Make sure you create emulators for all these combinations and test your app thoroughly. here's the official docs for more info:
https://developer.android.com/guide/practices/screens_support.html
m/h/xh dpi are the most important. Combine that with the (most common) resolutions and you should be fine for your "90%" target.
the more I read the Supporting Multiple Screens guide, the more I get confused.
if the layout folder's qualifier is based on size (small, normal, large and xlarge) and the drawable folder's qualifier is based on density (ldpi, mdpi,hdpi and xhdpi),
then how can I specify the size of the drawables/images??
should all the images inside the drawable folders have the same size (based on the normal screen size) but different densities (i.e. pic.png inside drawable.ldpi has the same width and height of pic.png inside drawable.mdpi but has different density)??
the problem is that each screen size may include the three densities (i.e. a large screen may be ldpi,mdpi or hdpi).
.how can I be designing the images on size basis and on density basis on the same time??
thank you.
36x36 for low-density
48x48 for medium-density
72x72 for high-density
96x96 for extra high-density
http://developer.android.com/guide/practices/ui_guidelines/icon_design.html
hope this helps.
In general you'll want the smallest pictures in ldpi, middle ones in mdpi, and larger in hdpi etc...
Even though it is technically possible for a device to have a "large" screen and an "ldpi" density manufactures have tended to stick to making devices with big screens be higher density as well.
EDIT:
The images only need to be designed with density in mind. Because if you take the same 100x100 pixel image and show it at 3 different densities it will appear largest (to human eyes) on the smallest density. So to account for that you make 3 images, lets say one 80x80, one 100x100, and one 120x120. Now if you show those 3 images across 3 densities the size that object appears to be to your eyes will be much closer than before.

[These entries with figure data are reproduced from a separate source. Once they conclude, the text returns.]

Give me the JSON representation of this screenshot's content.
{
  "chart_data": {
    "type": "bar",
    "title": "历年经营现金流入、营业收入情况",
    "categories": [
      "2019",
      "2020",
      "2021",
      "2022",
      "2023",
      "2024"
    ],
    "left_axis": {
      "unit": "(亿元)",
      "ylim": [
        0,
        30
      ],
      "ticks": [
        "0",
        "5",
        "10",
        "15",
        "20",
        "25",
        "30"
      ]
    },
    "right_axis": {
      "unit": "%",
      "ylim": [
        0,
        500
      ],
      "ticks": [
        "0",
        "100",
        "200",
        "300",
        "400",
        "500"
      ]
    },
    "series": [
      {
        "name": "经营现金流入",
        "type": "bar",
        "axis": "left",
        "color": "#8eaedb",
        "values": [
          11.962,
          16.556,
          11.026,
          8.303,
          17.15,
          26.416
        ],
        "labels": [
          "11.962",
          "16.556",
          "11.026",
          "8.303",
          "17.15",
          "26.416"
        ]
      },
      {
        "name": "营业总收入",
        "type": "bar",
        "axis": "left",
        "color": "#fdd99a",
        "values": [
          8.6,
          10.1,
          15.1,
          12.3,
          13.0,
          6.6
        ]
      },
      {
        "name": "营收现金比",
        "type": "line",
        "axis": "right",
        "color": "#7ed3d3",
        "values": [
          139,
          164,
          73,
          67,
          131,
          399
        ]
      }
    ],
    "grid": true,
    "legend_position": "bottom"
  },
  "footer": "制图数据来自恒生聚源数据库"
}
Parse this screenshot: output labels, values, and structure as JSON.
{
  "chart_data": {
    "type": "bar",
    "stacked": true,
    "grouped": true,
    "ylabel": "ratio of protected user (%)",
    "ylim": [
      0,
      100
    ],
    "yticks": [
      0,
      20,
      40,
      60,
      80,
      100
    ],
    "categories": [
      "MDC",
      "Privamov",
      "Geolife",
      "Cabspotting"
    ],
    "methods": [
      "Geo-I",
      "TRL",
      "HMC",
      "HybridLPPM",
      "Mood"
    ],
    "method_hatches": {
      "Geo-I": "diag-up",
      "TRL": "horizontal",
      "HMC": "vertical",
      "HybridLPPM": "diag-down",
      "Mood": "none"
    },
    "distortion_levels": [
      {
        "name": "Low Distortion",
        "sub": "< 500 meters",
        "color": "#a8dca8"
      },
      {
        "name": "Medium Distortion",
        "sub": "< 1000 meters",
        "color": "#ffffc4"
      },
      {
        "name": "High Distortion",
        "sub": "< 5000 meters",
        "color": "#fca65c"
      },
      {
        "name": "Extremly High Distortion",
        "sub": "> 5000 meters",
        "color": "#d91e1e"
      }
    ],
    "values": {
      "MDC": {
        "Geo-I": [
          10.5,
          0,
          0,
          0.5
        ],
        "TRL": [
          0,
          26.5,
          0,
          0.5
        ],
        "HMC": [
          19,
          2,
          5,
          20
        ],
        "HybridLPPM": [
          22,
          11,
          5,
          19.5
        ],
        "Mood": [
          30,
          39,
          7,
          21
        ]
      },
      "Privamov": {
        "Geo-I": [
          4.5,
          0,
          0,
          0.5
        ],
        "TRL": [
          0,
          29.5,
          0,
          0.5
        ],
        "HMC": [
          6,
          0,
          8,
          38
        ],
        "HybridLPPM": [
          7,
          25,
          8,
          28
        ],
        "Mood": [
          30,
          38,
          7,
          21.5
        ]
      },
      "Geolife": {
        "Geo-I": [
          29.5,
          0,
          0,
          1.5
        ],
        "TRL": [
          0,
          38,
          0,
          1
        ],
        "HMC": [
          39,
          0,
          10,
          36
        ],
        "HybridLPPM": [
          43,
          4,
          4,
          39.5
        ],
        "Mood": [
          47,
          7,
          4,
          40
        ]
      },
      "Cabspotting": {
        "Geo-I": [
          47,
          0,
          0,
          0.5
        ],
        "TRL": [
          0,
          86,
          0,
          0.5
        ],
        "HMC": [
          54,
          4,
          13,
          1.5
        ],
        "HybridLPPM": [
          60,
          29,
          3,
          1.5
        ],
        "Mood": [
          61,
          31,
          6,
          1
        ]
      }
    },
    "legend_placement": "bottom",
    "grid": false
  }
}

the large, medium, small etc... qualifiers that you can add to the layout folders are not so much about any image resources themselves, but rather structuring the View components on the given page so as to make best use of the space available.
For instance, if your application has a list of items to choose from in it. On a tablet (large or xlarge) screen it may look nicer and be more effecient to have two or more columns of items displayed in your list on the screen. Whereas on a handset there may not be enough width (in portrait mode) to fit more than 1 column in. So to handle this situation you'd put a layout xml file inside the layout-normal folder that has a single column ListView. Then put another layout xml file in the layout-large folder that uses a GridView so that it can have an additional column
This image will show you roughly which folder the system will pull your images and/ or layout xml files from given the screen size and density.:
All of your image resources go in the drawable folders which are qualified with the densities. (ldpi, mdpi, hdpi etc)
The layout folders are what get qualified with the screen size (small, normal, large etc) The layout folders will contain xml layout files only, no images.